In the plenary session, London Labour Party Chair Jim Fitzpatrick MP was forced to apologise for mistakes on the documents listing nominees for the London executive where some candidates were somehow left off. Apart from this small hiccup, of course, he assured us everything was fine. Geoff Martin, of London Unison, moved reference back of the chair's report and when this was refused Christine Shawcroft of Poplar and Canning Town CLP formally challenged the chair's ruling. A two-thirds majority was needed for the challenge to succeed and, when the result came in, it couldn't have been closer: 65.59% voted to support the challenge (86.7% of trade unions and affiliated societies).
Later Leonora Lloyd, left candidate for the chair, got 25 % of the vote against Fitzpatrick. The left lost Dorothy Macedo and Jeff Slee from the regional executive, Christine Shawcroft and Barry Camfield retained their places, Raj Jethwa was elected for the first time. In the National Policy Forum elections Lorraine Monk, of the soft-left, and Maggie Cosin, of the hard-right, were elected.
Terry Ashton presented the 1996 accounts, promising the 1997 accounts would be available soon.

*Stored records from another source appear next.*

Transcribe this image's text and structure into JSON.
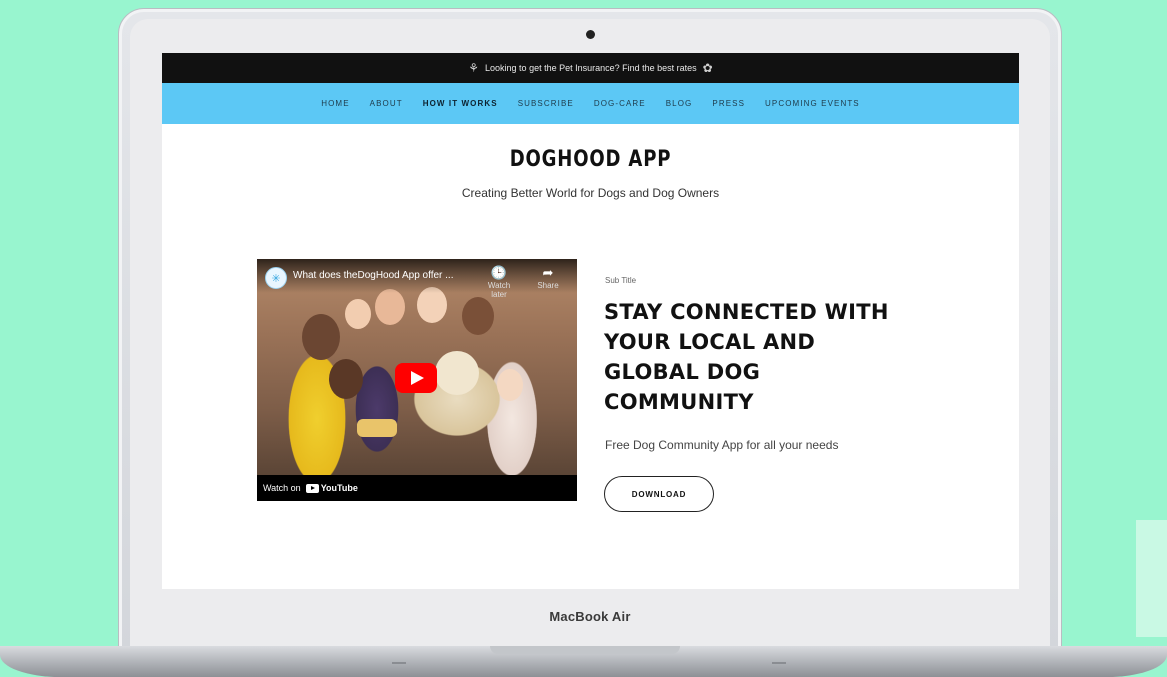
{
  "announcement": {
    "text": "Looking to get the Pet Insurance? Find the best rates",
    "left_glyph": "flower-icon",
    "right_glyph": "flower-icon"
  },
  "nav": {
    "items": [
      {
        "label": "HOME",
        "active": false
      },
      {
        "label": "ABOUT",
        "active": false
      },
      {
        "label": "HOW IT WORKS",
        "active": true
      },
      {
        "label": "SUBSCRIBE",
        "active": false
      },
      {
        "label": "DOG-CARE",
        "active": false
      },
      {
        "label": "BLOG",
        "active": false
      },
      {
        "label": "PRESS",
        "active": false
      },
      {
        "label": "UPCOMING EVENTS",
        "active": false
      }
    ]
  },
  "site": {
    "title": "DOGHOOD APP",
    "subtitle": "Creating Better World for Dogs and Dog Owners"
  },
  "video": {
    "title": "What does theDogHood App offer ...",
    "watch_later_label": "Watch later",
    "share_label": "Share",
    "watch_on": "Watch on",
    "platform": "YouTube"
  },
  "content": {
    "small_subtitle": "Sub Title",
    "headline_lines": [
      "STAY CONNECTED WITH",
      "YOUR LOCAL AND",
      "GLOBAL DOG",
      "COMMUNITY"
    ],
    "tagline": "Free Dog Community App for all your needs",
    "download_label": "DOWNLOAD"
  },
  "device": {
    "label": "MacBook Air"
  },
  "colors": {
    "background": "#98f5cf",
    "nav": "#5cc8f5",
    "announcement": "#111111",
    "play_button": "#ff0000"
  }
}
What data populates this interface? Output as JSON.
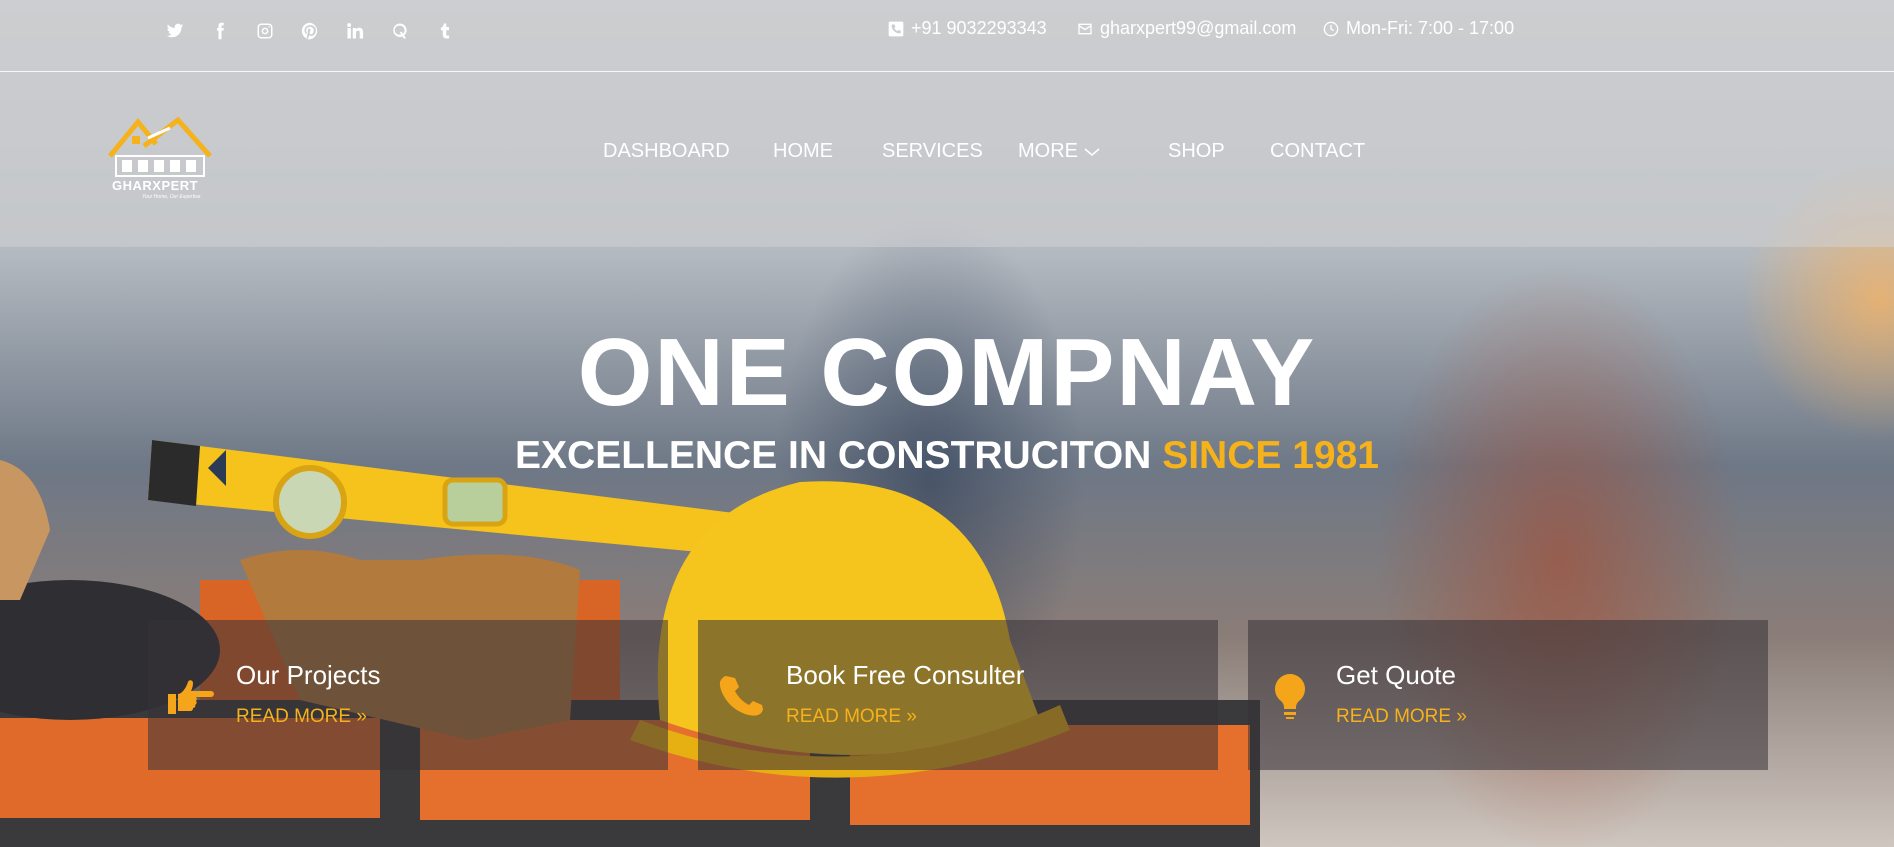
{
  "social": [
    "twitter-icon",
    "facebook-icon",
    "instagram-icon",
    "pinterest-icon",
    "linkedin-icon",
    "quora-icon",
    "tumblr-icon"
  ],
  "contact": {
    "phone": "+91 9032293343",
    "email": "gharxpert99@gmail.com",
    "hours": "Mon-Fri: 7:00 - 17:00"
  },
  "logo": {
    "name": "GHARXPERT",
    "tagline": "Your Home, Our Expertise"
  },
  "nav": [
    "DASHBOARD",
    "HOME",
    "SERVICES",
    "MORE",
    "SHOP",
    "CONTACT"
  ],
  "hero": {
    "title": "ONE COMPNAY",
    "subtitle_main": "EXCELLENCE IN CONSTRUCITON",
    "subtitle_accent": "SINCE 1981"
  },
  "cards": [
    {
      "title": "Our Projects",
      "link": "READ MORE »",
      "icon": "pointing-hand-icon"
    },
    {
      "title": "Book Free Consulter",
      "link": "READ MORE »",
      "icon": "phone-icon"
    },
    {
      "title": "Get Quote",
      "link": "READ MORE »",
      "icon": "lightbulb-icon"
    }
  ],
  "colors": {
    "accent": "#f5b21a",
    "icon_accent": "#f5a51a",
    "text": "#ffffff"
  }
}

When GLLP vice-chair Val Stansfield invited questions Teresa Pearce asked why the accounts show £288,052 income as "unallocatable". Terry Ashton claimed the financial records "such as they were" had been destroyed by a former staff member. This is an astonishing allegation and begs the question why nothing had been done about it. His report descended further into farce when Jeff Slee asked him why the conference had been postponed from its original date in March. Ashton waffled pitifully and the conference hall rang with mocking laughter.
When we finally got some debate there were large majorities for resolutions defending the right of conference to meet at least bi-annually and submit motions, and for the right of any London Party member to seek nomination to be Labour's candidate for London Mayor in an OMOV ballot. The last was passed with only two votes against. All the divisions in the conference clearly showed the trade unions to be to the left of the CLPs -- a new situation for many of us.
Unfortunately the way the conference was organised allowed no time for debate on racism, cuts in the fire service and the Government's decision to privatise London Underground. Overall the conference confirmed that the Blairites are in control of Party structures and are adapting those structures to shore up their positions. But they don't have the support of a majority of London Party members on all areas -- where the left works hard it can still win victories on key votes.